On 02/08/2010 12:02 AM, Alexander Graf wrote:
It's not a good idea for the kernel either, if it happens all the time. If a typical Gekko application uses the fpu and the emulated instructions intensively, performance will suck badly (as in: qemu/tcg will be faster).Yeah, I haven't really gotten far enough to run full-blown guests yet. So far I'm on demos and they look pretty good. But as far as intercept speed goes - I just tried running this little piece of code in kvmctl: .global _start _start: li r3, 42 mtsprg 0, r3 mfsprg r4, 0 b _start and measured the amount of exits I get on my test machine: processor : 0 cpu : PPC970MP, altivec supported clock : 2500.000000MHz revision : 1.1 (pvr 0044 0101) ---> exits 1811108 I have no idea how we manage to get that many exits, but apparently we are.
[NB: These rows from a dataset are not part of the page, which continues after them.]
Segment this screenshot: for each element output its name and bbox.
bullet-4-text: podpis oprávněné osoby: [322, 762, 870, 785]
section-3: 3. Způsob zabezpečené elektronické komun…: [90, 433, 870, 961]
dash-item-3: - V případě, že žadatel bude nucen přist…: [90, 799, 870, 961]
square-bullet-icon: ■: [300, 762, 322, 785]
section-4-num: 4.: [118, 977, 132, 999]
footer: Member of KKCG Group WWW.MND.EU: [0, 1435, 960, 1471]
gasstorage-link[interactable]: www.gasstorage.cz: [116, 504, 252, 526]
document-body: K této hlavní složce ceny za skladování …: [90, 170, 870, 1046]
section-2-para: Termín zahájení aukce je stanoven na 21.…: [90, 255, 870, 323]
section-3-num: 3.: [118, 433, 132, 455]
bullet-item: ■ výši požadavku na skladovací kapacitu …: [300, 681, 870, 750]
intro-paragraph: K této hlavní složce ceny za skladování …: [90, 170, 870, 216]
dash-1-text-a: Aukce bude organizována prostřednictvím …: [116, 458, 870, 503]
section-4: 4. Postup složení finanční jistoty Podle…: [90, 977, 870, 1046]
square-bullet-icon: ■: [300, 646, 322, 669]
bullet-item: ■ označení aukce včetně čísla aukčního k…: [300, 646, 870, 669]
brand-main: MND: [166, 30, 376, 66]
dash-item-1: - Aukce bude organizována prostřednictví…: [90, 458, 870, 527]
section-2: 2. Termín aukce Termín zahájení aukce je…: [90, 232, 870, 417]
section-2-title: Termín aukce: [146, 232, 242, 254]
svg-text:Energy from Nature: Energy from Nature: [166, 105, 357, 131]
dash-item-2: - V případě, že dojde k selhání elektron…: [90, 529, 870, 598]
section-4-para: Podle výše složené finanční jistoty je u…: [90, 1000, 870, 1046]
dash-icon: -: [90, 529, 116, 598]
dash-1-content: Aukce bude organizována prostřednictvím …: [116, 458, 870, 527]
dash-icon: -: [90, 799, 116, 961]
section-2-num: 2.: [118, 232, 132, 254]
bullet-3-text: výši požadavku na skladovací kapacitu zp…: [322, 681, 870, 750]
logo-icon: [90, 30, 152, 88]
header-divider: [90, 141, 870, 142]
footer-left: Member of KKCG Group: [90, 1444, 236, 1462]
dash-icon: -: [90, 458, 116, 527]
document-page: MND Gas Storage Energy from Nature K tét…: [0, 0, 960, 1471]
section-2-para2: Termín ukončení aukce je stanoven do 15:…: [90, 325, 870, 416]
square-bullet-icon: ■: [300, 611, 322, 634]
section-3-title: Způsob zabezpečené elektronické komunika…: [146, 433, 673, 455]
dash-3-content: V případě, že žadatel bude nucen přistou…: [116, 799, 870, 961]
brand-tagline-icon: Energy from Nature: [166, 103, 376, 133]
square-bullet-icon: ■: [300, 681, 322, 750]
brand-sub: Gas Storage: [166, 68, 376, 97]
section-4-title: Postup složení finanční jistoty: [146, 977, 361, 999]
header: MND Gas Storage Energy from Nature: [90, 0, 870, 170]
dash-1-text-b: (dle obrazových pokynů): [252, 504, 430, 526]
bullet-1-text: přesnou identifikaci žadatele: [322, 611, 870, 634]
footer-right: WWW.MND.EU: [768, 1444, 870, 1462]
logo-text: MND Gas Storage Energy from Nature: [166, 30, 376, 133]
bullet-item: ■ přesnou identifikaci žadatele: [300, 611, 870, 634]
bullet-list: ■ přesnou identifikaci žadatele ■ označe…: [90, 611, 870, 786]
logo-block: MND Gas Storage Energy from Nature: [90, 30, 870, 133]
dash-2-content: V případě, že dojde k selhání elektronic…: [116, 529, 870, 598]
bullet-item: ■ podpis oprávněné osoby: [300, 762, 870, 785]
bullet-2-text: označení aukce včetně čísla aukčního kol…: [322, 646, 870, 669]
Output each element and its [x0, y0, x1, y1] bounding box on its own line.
So I'm less concerned about the speed of the FPU rerouting at the moment.
That's pretty impressive (never saw x86 with this exit rate) but it's more than 1000 times slower than the hardware, assuming 1 fpu IPC (and the processor can probably do more). An fpu intensive application will slow to a crawl.
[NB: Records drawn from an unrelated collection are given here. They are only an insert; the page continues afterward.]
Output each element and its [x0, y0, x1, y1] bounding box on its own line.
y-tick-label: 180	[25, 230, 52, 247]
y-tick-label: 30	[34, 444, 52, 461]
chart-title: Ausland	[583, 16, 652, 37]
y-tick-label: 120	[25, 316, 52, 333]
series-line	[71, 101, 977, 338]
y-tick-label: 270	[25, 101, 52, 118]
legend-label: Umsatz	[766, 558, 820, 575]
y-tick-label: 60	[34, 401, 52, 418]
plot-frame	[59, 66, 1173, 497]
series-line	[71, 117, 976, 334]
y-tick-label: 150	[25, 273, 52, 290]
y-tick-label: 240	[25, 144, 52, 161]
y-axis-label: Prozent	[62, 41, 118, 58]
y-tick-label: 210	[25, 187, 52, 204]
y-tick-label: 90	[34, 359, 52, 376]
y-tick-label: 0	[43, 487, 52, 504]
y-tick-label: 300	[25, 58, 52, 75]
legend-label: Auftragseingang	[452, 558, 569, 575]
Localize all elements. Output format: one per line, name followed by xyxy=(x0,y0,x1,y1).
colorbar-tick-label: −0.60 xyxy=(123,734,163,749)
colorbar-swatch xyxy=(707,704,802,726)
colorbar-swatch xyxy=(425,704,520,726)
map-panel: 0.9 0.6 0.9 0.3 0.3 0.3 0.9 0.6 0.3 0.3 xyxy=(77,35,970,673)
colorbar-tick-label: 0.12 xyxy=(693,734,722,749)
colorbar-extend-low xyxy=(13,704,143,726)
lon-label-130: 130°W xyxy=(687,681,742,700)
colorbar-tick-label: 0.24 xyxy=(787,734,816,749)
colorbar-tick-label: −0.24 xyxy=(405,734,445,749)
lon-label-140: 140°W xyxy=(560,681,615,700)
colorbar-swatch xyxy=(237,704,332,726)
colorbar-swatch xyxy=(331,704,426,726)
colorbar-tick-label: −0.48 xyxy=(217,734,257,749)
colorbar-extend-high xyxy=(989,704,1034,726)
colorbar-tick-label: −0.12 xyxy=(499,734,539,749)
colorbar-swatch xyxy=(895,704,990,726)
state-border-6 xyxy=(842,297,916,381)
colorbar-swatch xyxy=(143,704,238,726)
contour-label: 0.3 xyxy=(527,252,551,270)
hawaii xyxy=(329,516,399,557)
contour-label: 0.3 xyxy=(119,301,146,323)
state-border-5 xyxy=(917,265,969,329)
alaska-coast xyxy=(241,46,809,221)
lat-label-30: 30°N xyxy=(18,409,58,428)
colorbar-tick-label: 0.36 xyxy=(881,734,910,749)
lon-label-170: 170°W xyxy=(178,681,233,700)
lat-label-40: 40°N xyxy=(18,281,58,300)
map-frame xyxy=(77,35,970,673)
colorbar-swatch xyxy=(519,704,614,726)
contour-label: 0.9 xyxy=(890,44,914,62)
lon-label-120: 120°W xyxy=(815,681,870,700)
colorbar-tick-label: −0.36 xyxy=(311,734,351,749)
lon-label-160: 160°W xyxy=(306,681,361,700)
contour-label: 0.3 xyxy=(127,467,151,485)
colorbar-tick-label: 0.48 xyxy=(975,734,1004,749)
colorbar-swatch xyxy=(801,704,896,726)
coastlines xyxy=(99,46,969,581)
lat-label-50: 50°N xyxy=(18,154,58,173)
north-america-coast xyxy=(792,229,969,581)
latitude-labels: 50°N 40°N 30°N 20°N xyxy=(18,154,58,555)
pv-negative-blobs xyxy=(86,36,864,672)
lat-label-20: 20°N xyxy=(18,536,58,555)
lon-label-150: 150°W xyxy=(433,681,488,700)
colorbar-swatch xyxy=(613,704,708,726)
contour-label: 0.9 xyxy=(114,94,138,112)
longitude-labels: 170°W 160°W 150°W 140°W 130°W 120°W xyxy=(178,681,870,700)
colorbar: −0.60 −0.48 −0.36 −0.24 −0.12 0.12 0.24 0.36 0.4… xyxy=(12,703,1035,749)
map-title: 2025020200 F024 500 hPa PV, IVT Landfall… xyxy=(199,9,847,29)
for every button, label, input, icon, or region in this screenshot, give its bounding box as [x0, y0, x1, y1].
If it really gets unusably slow, I'd rather binary patch the guest on the fly in KVM according to rules set by the userspace client.
Is that even possible? Do those register-pair instructions and registers map 1:1 to 970 instructions and registers?
But we'll get there when it turns out to be too slow. For now I'd rather like to have something working at all and then improve speed :-).
Well, I want to see the light at the end of the tunnel first. Adding code is easy, ripping it out later not so much.